Building Halcyon-1B: A Creative Writing Model
Halcyon-1B represents my venture into developing a specialized language model for creative writing. Built on the foundation of Gemma-3B, this model has been fine-tuned to excel in storytelling, literary exploration, and nuanced narrative construction.
The Vision
The inspiration for Halcyon-1B came from recognizing a gap in the current landscape of language models. While many models excel at general tasks, there was an opportunity to create a specialized model that could better understand and generate creative writing with enhanced literary sensibility.
Technical Implementation
Base Model Selection
I chose unsloth/gemma-3-1b-it-unsloth-bnb-4bit as the foundation for several reasons:
- Efficiency: The 4-bit quantization allows for faster training and inference while maintaining quality
- Base Performance: Gemma-3B demonstrates strong language understanding capabilities
- Resource Optimization: Unsloth's optimizations enable better performance on consumer hardware
Training Methodology
The training process leveraged two key technologies:
- Unsloth: Used for 2x faster training through optimized kernels and memory management
- Hugging Face's TRL Library: Employed for efficient fine-tuning and training management
Dataset Curation
The model was trained on the Creative Writing ShareGPT dataset, which provides:
- High-quality creative writing examples
- Diverse writing styles and genres
- Natural language interactions focused on storytelling
Model Capabilities
Halcyon-1B excels in several creative writing tasks:
- Narrative Generation: Creating coherent and engaging stories
- Style Adaptation: Matching various literary styles and tones
- Character Development: Crafting consistent and compelling characters
- Plot Construction: Developing structured and meaningful narratives
Usage Example
Here's how to use Halcyon-1B in your projects:
from unsloth import FastModel
from transformers import TextStreamer
# Load model and tokenizer
model, tokenizer = FastModel.from_pretrained(
model_name = "colesmcintosh/Halcyon-1B",
max_seq_length = 2048,
load_in_4bit = True,
)
# Format prompt using Gemma-3 chat template
messages = [{
"role": "user",
"content": [{"type" : "text", "text" : "Write a mythological tale about how the oceans came to be."}]
}]
text_ids = tokenizer.apply_chat_template(messages, add_generation_prompt=True)

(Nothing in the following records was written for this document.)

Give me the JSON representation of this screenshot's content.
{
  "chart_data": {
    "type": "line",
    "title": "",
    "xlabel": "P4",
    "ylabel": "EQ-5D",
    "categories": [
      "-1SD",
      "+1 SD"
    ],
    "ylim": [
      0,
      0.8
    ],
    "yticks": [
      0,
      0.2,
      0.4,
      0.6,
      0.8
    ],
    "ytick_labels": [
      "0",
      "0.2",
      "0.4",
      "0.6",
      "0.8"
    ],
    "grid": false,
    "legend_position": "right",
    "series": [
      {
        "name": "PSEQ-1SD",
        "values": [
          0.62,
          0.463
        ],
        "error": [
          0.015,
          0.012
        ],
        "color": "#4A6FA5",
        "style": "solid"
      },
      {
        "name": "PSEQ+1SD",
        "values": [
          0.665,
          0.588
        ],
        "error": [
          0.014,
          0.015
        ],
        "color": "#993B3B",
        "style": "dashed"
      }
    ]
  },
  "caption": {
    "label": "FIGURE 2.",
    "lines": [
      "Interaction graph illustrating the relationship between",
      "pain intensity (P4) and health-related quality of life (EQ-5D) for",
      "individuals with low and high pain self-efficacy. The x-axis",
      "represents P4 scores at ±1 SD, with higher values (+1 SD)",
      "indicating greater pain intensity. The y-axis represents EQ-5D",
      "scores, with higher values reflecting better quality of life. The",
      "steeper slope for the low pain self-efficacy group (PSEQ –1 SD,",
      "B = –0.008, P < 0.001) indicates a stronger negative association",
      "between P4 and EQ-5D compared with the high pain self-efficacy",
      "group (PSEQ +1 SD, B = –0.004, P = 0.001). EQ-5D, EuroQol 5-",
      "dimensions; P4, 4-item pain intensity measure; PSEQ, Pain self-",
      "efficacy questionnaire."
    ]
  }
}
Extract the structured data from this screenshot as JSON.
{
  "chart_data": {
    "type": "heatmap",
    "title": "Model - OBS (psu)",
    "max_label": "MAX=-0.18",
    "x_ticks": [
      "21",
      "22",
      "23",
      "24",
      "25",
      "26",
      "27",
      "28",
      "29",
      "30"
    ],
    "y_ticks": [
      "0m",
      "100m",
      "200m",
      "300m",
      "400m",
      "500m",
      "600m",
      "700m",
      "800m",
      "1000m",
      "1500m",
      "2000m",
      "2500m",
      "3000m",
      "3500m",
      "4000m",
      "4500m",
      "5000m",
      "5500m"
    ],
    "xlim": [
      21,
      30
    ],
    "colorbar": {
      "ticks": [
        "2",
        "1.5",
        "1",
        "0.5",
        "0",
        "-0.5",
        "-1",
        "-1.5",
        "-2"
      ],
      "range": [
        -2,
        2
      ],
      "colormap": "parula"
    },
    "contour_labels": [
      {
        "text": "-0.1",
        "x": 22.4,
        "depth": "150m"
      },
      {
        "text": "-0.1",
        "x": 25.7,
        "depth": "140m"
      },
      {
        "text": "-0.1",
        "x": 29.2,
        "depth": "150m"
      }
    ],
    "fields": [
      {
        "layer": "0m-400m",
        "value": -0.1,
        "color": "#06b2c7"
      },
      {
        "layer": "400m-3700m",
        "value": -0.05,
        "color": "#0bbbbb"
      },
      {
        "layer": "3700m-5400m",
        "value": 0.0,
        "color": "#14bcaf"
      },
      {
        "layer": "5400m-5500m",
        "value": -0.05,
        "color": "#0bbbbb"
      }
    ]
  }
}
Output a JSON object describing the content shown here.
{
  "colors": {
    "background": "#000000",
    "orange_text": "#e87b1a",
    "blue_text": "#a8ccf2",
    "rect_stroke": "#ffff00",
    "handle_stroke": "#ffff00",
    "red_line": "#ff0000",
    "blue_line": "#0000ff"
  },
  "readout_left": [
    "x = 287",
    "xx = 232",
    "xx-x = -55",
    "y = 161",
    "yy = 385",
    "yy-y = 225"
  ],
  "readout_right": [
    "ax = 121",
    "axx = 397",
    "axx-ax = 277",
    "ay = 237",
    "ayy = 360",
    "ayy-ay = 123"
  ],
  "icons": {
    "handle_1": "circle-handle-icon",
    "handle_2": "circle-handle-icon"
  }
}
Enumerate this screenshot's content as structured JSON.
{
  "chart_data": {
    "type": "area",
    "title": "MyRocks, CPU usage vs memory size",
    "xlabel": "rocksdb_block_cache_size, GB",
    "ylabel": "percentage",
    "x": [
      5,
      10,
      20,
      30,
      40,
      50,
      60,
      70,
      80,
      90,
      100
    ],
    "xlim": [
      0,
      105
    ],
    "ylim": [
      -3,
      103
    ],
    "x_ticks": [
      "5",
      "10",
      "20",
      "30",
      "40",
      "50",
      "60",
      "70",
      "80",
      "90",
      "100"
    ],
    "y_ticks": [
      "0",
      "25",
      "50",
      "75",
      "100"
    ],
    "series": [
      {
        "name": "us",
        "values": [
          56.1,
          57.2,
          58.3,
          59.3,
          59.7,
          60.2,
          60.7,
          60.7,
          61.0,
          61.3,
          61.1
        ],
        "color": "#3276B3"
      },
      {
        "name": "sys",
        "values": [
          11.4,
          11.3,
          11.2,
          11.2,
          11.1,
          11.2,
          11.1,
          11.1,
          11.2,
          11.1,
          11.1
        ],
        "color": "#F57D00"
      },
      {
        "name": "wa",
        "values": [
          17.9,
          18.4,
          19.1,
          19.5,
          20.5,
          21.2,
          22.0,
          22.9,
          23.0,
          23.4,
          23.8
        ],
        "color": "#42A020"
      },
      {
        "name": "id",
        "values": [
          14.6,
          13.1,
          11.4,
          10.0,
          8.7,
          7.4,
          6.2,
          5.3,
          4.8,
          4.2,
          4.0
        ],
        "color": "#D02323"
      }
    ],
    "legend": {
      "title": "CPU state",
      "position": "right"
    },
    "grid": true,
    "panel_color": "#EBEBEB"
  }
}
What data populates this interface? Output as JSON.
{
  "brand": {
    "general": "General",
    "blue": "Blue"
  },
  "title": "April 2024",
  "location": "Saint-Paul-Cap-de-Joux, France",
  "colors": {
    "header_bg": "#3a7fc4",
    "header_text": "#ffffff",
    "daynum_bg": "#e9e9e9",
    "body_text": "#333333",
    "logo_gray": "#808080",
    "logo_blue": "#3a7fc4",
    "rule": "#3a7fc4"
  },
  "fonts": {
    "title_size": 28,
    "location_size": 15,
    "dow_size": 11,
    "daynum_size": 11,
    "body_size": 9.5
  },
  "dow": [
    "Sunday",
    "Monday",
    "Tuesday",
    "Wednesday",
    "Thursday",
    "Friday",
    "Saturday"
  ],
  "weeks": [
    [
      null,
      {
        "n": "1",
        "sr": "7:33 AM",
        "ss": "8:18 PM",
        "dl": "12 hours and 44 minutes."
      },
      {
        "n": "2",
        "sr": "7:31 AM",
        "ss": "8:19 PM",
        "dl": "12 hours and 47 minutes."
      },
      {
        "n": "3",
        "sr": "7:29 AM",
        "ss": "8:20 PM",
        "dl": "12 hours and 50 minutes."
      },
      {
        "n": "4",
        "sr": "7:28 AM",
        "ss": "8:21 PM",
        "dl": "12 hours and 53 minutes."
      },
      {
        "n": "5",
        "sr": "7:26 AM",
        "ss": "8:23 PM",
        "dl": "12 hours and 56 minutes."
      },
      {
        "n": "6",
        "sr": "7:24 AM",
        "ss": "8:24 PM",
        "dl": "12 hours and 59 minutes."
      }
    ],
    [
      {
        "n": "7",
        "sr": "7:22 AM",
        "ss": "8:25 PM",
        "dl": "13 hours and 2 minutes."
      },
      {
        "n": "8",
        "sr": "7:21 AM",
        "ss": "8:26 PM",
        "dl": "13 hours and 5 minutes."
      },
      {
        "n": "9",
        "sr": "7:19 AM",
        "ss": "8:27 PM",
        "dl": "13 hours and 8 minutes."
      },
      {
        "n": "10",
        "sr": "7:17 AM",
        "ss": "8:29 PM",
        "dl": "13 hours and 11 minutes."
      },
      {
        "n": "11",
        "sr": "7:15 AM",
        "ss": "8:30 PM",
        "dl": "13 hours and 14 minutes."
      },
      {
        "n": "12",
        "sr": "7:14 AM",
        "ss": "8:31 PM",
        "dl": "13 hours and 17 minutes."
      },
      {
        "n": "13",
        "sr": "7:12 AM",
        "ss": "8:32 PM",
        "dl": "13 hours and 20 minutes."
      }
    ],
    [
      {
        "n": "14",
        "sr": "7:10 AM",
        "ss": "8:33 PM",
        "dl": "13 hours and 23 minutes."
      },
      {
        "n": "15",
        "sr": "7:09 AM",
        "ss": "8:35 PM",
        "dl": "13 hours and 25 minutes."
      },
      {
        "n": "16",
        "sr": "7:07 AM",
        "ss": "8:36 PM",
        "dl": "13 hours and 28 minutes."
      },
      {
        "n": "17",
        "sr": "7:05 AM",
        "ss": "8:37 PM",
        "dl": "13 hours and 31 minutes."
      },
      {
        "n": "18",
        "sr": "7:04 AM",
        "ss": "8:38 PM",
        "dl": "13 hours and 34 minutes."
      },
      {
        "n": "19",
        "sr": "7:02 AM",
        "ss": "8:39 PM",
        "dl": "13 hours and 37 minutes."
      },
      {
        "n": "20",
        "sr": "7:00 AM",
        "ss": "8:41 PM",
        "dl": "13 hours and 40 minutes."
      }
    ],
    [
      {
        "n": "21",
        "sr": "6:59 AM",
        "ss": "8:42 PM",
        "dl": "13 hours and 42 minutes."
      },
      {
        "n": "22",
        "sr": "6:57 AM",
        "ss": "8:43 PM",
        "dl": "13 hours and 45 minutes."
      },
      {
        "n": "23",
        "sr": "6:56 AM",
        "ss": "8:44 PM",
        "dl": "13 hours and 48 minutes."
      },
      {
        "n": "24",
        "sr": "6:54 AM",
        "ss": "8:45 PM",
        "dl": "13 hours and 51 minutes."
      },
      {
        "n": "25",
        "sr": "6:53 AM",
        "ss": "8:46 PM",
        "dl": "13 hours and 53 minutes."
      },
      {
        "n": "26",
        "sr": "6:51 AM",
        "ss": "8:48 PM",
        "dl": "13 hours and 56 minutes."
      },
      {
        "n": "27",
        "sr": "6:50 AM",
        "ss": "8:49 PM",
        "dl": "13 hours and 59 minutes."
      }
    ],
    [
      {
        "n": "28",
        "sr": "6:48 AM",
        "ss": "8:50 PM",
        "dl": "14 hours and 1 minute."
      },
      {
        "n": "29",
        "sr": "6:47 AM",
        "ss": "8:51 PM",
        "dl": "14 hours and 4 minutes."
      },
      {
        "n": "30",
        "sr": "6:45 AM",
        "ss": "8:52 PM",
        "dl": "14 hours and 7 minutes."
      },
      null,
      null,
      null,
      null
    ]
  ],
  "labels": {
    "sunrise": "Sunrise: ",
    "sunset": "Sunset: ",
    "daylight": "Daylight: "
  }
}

text_str = tokenizer.decode(text_ids)
# Generate response
outputs = model.generate(
**tokenizer([text_str], return_tensors="pt").to("cuda"),
max_new_tokens=64,
temperature=1.0,
top_p=0.95,
top_k=64,
streamer=TextStreamer(tokenizer, skip_prompt=True),
)
Future Development
Looking ahead, I plan to:
- Expand Training Data: Incorporate more diverse creative writing styles
- Optimize Performance: Further tune the model for specific creative tasks
- Community Integration: Develop tools and plugins for popular writing platforms
Conclusion
Halcyon-1B represents a step forward in specialized language models for creative writing. By focusing on this specific domain, we can push the boundaries of what's possible in AI-assisted creative writing while maintaining efficiency and accessibility.
The model is open source and available on Hugging Face, and I welcome contributions and feedback from the community.